Ваня посмотрел на часы и примолк. Показалось, что сидели молча целую вечность. Через десять минут Ваня снова заговорил:

— Время, командир.

Руны на груди пекло почти нестерпимо.

— Ждём ещё немного, — прохрипел я. — Если ничего не случится, через пять минут можешь меня расстрелять.

— Скажешь тоже, — проворчал Иван и согласился. — Ладно, ещё подождём.

Я честно не хотел, чтобы за эти несчастные пять минут что-то произошло. Пусть мне просто кажется, руны раззуделись, по моей глупости потеряли пятнадцать важнейших минут, пусть! Только бы ничего не случилось!

Я почувствовал, что назначенное мною время закончилось, сноровисто спустился с берёзы. Парни вокруг спрыгивают с деревьев. Я бегом спускаюсь с холма и снова слышу гул авиационных двигателей. Замедляю бег, ребята тоже останавливаются, задирают лица.

Над нами опять пролетают восемь групп бомбардировщиков. Послышался вой авиабомб и грохот разрывов со стороны объекта. Я прыжками возвращаюсь к высокому дереву, забегаю по стволу, помогая себе когтями на передних лапах. Парни через минуту залезли на деревья и тоже смотрят на взрывы на объекте. Где мы должны быть в эту секунду.

Грохот прекратился, самолёты улетели. Руны на груди успокоились, вообще не чувствовались. Мы неспешно спускаемся.

— И как ты только почувствовал⁈ — спросил меня Ваня.

— Руны на груди, — ответил я.

— Может, ошибка какая-то? — сказал Женя.

— Может, — согласился я. — Пошли, у броневиков поговорим.

Мы ровным шагом спустились к бронетранспортёрам. Ребята обступили меня полукругом, и я сказал:

— Говорите, ошибка? Так нам и объяснят. А потом снова ошибутся. И будут ошибаться, пока не убьют наш отряд. По ошибке. Мы слишком много знаем. И мы очень много можем. А на войне от нас избавиться проще всего, ведь на войне убивают.

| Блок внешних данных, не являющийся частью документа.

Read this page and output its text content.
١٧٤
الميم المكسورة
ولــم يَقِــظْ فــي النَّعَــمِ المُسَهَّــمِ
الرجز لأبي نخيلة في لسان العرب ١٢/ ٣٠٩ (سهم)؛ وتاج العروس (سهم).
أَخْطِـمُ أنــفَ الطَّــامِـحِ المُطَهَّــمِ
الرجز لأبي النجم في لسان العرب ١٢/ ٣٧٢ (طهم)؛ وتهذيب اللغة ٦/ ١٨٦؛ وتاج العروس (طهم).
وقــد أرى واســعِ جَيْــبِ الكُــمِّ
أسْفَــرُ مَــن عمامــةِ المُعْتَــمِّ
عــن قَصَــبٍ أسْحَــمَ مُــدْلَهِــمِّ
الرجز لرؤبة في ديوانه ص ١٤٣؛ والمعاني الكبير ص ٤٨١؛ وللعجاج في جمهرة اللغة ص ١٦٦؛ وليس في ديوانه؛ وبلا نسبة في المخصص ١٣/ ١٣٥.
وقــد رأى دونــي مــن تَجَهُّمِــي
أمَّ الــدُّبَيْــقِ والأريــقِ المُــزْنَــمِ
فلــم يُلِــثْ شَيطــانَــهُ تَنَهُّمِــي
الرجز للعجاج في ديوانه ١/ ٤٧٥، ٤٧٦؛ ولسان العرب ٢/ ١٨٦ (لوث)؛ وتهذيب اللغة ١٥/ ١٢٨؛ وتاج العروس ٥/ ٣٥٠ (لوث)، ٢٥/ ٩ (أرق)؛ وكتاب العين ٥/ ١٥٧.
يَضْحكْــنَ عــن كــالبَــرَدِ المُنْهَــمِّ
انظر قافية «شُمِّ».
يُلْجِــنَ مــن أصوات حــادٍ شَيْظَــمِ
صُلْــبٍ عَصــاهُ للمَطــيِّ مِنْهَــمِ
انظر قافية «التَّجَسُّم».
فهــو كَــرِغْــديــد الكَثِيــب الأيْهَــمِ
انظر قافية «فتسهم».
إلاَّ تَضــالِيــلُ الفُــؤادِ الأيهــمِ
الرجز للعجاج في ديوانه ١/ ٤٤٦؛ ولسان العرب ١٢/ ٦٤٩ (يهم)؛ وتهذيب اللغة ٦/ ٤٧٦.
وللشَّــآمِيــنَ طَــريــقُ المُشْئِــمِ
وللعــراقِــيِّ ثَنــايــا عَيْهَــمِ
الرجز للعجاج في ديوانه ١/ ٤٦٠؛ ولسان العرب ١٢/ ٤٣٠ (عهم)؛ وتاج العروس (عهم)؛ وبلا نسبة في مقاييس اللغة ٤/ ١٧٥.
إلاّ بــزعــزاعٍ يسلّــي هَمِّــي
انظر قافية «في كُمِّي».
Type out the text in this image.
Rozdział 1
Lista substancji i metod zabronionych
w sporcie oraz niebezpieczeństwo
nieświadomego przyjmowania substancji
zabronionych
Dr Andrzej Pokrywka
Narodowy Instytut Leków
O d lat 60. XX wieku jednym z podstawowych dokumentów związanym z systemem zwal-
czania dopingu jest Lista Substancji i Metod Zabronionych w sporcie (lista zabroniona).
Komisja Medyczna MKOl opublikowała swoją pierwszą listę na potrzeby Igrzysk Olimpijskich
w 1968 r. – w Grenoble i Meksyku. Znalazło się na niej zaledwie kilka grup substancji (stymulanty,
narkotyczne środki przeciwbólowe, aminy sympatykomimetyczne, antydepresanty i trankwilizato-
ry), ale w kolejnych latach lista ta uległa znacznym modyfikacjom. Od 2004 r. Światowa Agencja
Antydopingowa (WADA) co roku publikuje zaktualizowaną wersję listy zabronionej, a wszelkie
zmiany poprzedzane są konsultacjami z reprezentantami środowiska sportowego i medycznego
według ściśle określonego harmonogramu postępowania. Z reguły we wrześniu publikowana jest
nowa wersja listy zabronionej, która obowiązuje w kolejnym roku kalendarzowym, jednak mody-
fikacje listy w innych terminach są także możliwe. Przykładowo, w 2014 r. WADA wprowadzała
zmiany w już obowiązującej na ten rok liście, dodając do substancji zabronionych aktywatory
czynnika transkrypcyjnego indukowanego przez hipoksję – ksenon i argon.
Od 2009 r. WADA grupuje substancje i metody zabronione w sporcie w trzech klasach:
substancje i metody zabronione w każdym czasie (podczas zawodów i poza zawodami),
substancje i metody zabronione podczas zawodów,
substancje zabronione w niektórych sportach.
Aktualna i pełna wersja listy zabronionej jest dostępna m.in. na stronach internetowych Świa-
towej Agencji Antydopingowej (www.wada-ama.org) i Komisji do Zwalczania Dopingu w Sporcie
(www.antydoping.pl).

— И что делать? — растерялся Иван.

— К европейцу уже едет помощь, мы всё равно ничего толком не успеваем, — принялся я рассуждать. — Возвращаться с пустыми руками к своим — это придирчивое расследование, может, даже трибунал. Все наши рассказы будут восприниматься как оправдания, то есть их никто не учтёт, — я замолчал, понурив голову, и сказал глухо. — Вы как знаете, а я пойду сдаваться в плен. Можете меня расстреливать.

— Так если мы окажемся в плену, война сразу закончится, — проговорил Ваня. — Я пойду с боярином.

— Поедем на броневиках, — возразил Женя. — Ещё не хватало ходить, когда есть техника, — он усмехнулся. — А кто сдаваться в плен не хочет, пусть идёт к своим и расскажет всё. Авось его не пристрелят.

— Я с командиром, — сказал один боец. — Я тоже к европейцу, — проговорил другой. — В плен, — молвил третий…

Последние высказались новички:

— Ну, нам и положено сдаваться немцам, — выдал Карл.

— Мы с отрядом, — добавил Пауль.

— А я один тем более никуда не пойду, — признался Генрих.

— Тогда отломайте ветку под древко и найдите белую тряпку, — распорядился я.

Через две минуты я вёл колонну броневиков к разбомбленным позициям немца. За рычагами сидел Ваня, а я выглядывал из люка и размахивал веткой с привязанной за лямки майкой Генриха. Он один носил белые майки.

* * *

Адольф Шульце у себя в кабинете грустил над очередным отчётом. Другой человек на его месте не вылезал бы из запоя, но Адольф не пил, не курил и много времени уделял семье, жене Элизабет, старшим дочкам подросткам Хелен и Марте и младшему сыну одиннадцати лет Густаву.

На листах первых отчётов о русском наступлении или о высадке англосаксов Шульце писал резкие замечания, потом топал ногами и кричал на генералов. Он мог сломать пальцы об карту, но что-то изменить уже тогда было не в его власти.

Наконец, пришло понимание неизбежности разгрома, а с ним и печаль. Теперь он читает новые отчёты, понимает, что прямо на его глазах рушится всё, во что он верил, и просто грустит.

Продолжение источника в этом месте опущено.